Multi-person self-employment arrangements, including legal, medical and other practices, may be sufficiently large to suggest long-term stability. Consequently, self-employed workers in different work circumstances might have different levels of earnings and retirement readiness.  We tested this hypothesis by examining income, participation in workplace retirement plans, and assets accumulated in retirement savings plans.

Both types of self-employed workers ages 50 to 64 were more likely to be male, white, and well educated, and this did not vary with firm size. Men were more likely to be employed in multi-person firms; women were more likely to be in solo self-employment. Self-employed women were much more likely to be part of a couple than were self-employed men or traditional workers. These results raise the question of whether a spouse or partner’s employment might provide a cushion against effects of self-employment such as income fluctuations.

Overall, many self-employed workers near retirement, no matter the firm size, appear to be less prepared for retirement than workers in traditional employment relationships.

The HRS data suggest that those who are self-employed in single-person firms may be more likely to face financial insecurity in retirement than other workers, including those who are self-employed in multi-person firms. Only about 13 percent of the solo self-employed participated in retirement savings plans at their current jobs, compared with almost three-quarters of traditional workers. Those who did participate generally had lower balances than other workers. Some explanation for these results may lie in the study’s findings that members of this group had a more precarious financial situation than other workers: They had the lowest median total household incomes, work hours, and hourly and weekly wage rates of all workers. This group also had the highest household poverty rates of all workers.

Self-employed workers in multi-person firms do the best of all—surpassing traditional employees—on measures related to earnings. About 29.9 percent participate in retirement savings plans at their current job, a lower share than for traditional employees, but higher than those who are self-employed in single-person firms. When they do have on-the-job retirement savings plans, their average balances are higher than those of all other workers.

The study found little evidence that spousal retirement savings help compensate for independent workers’ own lack of savings. Both groups of self-employed workers were more likely than traditional workers to be married.
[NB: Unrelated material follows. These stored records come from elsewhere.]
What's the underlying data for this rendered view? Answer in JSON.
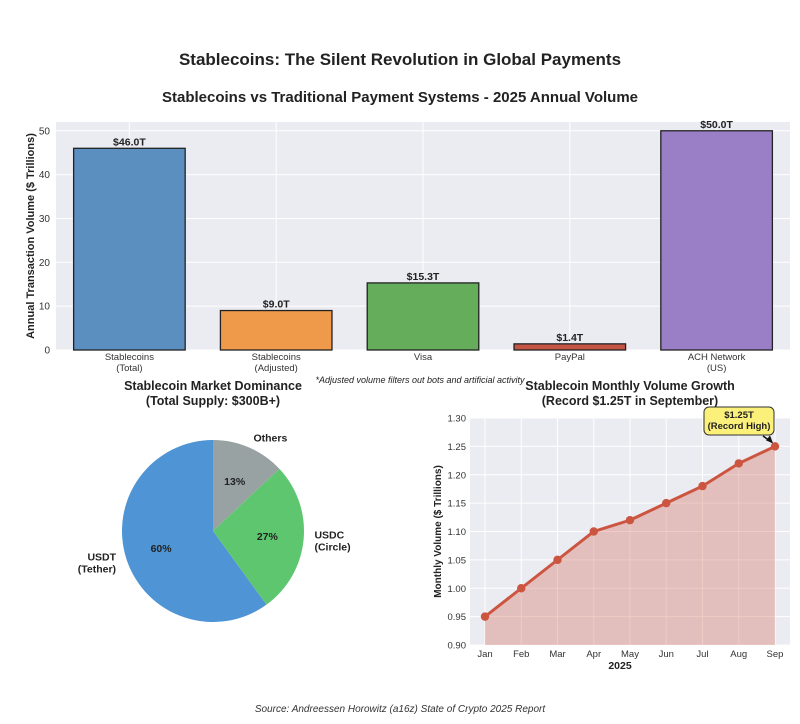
{
  "suptitle": "Stablecoins: The Silent Revolution in Global Payments",
  "source": "Source: Andreessen Horowitz (a16z) State of Crypto 2025 Report",
  "chart_data": [
    {
      "type": "bar",
      "title": "Stablecoins vs Traditional Payment Systems - 2025 Annual Volume",
      "ylabel": "Annual Transaction Volume ($ Trillions)",
      "xlabel": "",
      "ylim": [
        0,
        52
      ],
      "yticks": [
        0,
        10,
        20,
        30,
        40,
        50
      ],
      "categories": [
        [
          "Stablecoins",
          "(Total)"
        ],
        [
          "Stablecoins",
          "(Adjusted)"
        ],
        [
          "Visa"
        ],
        [
          "PayPal"
        ],
        [
          "ACH Network",
          "(US)"
        ]
      ],
      "values": [
        46.0,
        9.0,
        15.3,
        1.4,
        50.0
      ],
      "value_labels": [
        "$46.0T",
        "$9.0T",
        "$15.3T",
        "$1.4T",
        "$50.0T"
      ],
      "colors": [
        "#5a8fc0",
        "#ef9a4b",
        "#66ad5b",
        "#c45444",
        "#9b7fc6"
      ],
      "annotation": "*Adjusted volume filters out bots and artificial activity",
      "grid": true
    },
    {
      "type": "pie",
      "title": "Stablecoin Market Dominance\n(Total Supply: $300B+)",
      "slices": [
        {
          "label": "USDT\n(Tether)",
          "value": 60,
          "pct_label": "60%",
          "color": "#4f94d4"
        },
        {
          "label": "USDC\n(Circle)",
          "value": 27,
          "pct_label": "27%",
          "color": "#5dc66f"
        },
        {
          "label": "Others",
          "value": 13,
          "pct_label": "13%",
          "color": "#98a2a3"
        }
      ]
    },
    {
      "type": "area",
      "title": "Stablecoin Monthly Volume Growth\n(Record $1.25T in September)",
      "xlabel": "2025",
      "ylabel": "Monthly Volume ($ Trillions)",
      "x": [
        "Jan",
        "Feb",
        "Mar",
        "Apr",
        "May",
        "Jun",
        "Jul",
        "Aug",
        "Sep"
      ],
      "y": [
        0.95,
        1.0,
        1.05,
        1.1,
        1.12,
        1.15,
        1.18,
        1.22,
        1.25
      ],
      "ylim": [
        0.9,
        1.3
      ],
      "yticks": [
        0.9,
        0.95,
        1.0,
        1.05,
        1.1,
        1.15,
        1.2,
        1.25,
        1.3
      ],
      "ytick_labels": [
        "0.90",
        "0.95",
        "1.00",
        "1.05",
        "1.10",
        "1.15",
        "1.20",
        "1.25",
        "1.30"
      ],
      "color": "#cc5540",
      "annotation": "$1.25T\n(Record High)",
      "grid": true
    }
  ]
}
The spouses of independent workers in single-person firms were slightly more likely than other spouses to participate in their workplace retirement savings plans, but their defined contribution balances were generally lower than those of traditional workers. The spouses of independent workers in multi-person firms were more likely than other spouses to be self-employed, which may help explain their lower participation in workplace retirement plans—although, when they do have on-the-job retirement savings plans, their average balances are higher than those of all other spouses.

This study suggests that the self-employed are not a uniform group in terms of earnings, work hours, and retirement readiness. Firm size seems to play an important role in financial security and retirement readiness, with those who are self-employed in single-person firms performing less well on important measures than other workers.

Alison Shelton is a senior research officer for The Pew Charitable Trusts’ retirement savings project.